The above works much better, we send all the packets into start_function and have as many start_functions running as there are addresses in the iplist. There are a few issues with this though, the primary thing being bursty network connections requires buffering typically, and that many time calls causes resource and the linux kernel to struggle when we get above a few hundred addresses. What we ended up seeing was above a couple of hundred addresses  we stopped showing correct values, mean while things start to buffer and queue which increases the rrt. To the point where the last address in the list was almost 5s of round trip time. This artifical delay came from grabbing the time then waiting for buffers to empty out so that our packets could make it onto the wire and back again.

Sucking it up

The first thing we did was break things down to try and see where these bottle necks occured. The transmit queue was always far outperforming recieve (especially when we move to a newer kernel call 'sendmsg'  over send (which we found to be context switching a lot). Taking some inspiration from how other projects have solved large packet per second problems we looked to libpcap. Libpcap is the library that powers tools like tcpdump and wireshark under the hood. Using this and it's mmap interface we saw significant improvement. The logic for this was to spawn a single listener and capture as many packets as we could using the poller with a trick. ICMP standards dictate that an echo reply should respond with the same message sent in the packet body. We store the time in the packet in transit and diff the time on receive, saving us a call on our libpcap fork.

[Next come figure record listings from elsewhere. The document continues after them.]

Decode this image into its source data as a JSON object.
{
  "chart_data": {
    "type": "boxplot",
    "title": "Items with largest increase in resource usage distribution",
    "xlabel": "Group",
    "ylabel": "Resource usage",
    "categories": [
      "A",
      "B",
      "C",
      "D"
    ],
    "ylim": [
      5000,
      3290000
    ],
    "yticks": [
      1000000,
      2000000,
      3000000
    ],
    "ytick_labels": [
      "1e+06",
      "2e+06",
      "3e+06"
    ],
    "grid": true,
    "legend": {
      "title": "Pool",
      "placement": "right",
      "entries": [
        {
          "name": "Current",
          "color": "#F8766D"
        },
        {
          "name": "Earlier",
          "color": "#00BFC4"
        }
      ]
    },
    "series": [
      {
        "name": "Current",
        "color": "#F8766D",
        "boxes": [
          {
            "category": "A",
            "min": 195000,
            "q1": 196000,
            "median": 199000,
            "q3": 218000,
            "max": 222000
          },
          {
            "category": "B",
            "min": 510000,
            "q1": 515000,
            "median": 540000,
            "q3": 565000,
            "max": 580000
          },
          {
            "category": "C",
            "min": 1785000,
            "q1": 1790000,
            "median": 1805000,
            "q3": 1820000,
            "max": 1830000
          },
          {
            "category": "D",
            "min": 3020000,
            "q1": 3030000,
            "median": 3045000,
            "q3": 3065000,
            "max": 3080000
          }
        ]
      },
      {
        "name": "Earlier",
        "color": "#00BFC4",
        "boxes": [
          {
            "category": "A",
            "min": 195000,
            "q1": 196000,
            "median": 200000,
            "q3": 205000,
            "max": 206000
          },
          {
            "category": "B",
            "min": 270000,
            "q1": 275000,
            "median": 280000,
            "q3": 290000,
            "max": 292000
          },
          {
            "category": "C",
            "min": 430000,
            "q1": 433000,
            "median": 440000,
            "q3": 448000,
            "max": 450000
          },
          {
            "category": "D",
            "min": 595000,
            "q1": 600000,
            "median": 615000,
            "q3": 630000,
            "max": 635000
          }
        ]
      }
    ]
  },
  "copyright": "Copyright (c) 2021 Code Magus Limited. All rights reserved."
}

for(i = 0; i < sizeof(iplist); i++) {
  fork(listener());
  send(iplist[i].address);
}

listener() {
  listen_pcap_interface('eth0');
  packet = packet_recieve()
  write_values(endTime - time);
}

packet_recieve(packet) {
  time = packet.time
  endTime = get_time()
  return(endTime - time);
}

send(address) {
  time = get_time();
  packet.time = time;
  packet.address = address;
  send(packet);
}

This we found to be pretty effective up to around 1,000 hosts, where time in memory started to show stress on a small server. We could have increased the sever specs but upon some reading stumbled across PF_RING.

PF_RING bypasses the linux kernel space and gives a far more optimized build of libpcap, some benchmarks showing millions of packets per second with the right network drivers. Even on our little machine we noticed a huge difference, pinging thousands of addresses with little to no noticeable delay. Finally we were happy that our code was running as hard as it can.

Summary

To wrap it up, we constantly strive for performance and accuracy when we build this kind of stuff, and have a lot of fun on the way. As a result we feel we've built something particularly simple, taken inspiration from projects that aim to solve what traditionally is called the C10k (10,000 concurrent connections) problem and jokingly called the C1M (one million) problem by masscan in order to provide a service that is robust, performant and at a cost we can all enjoy.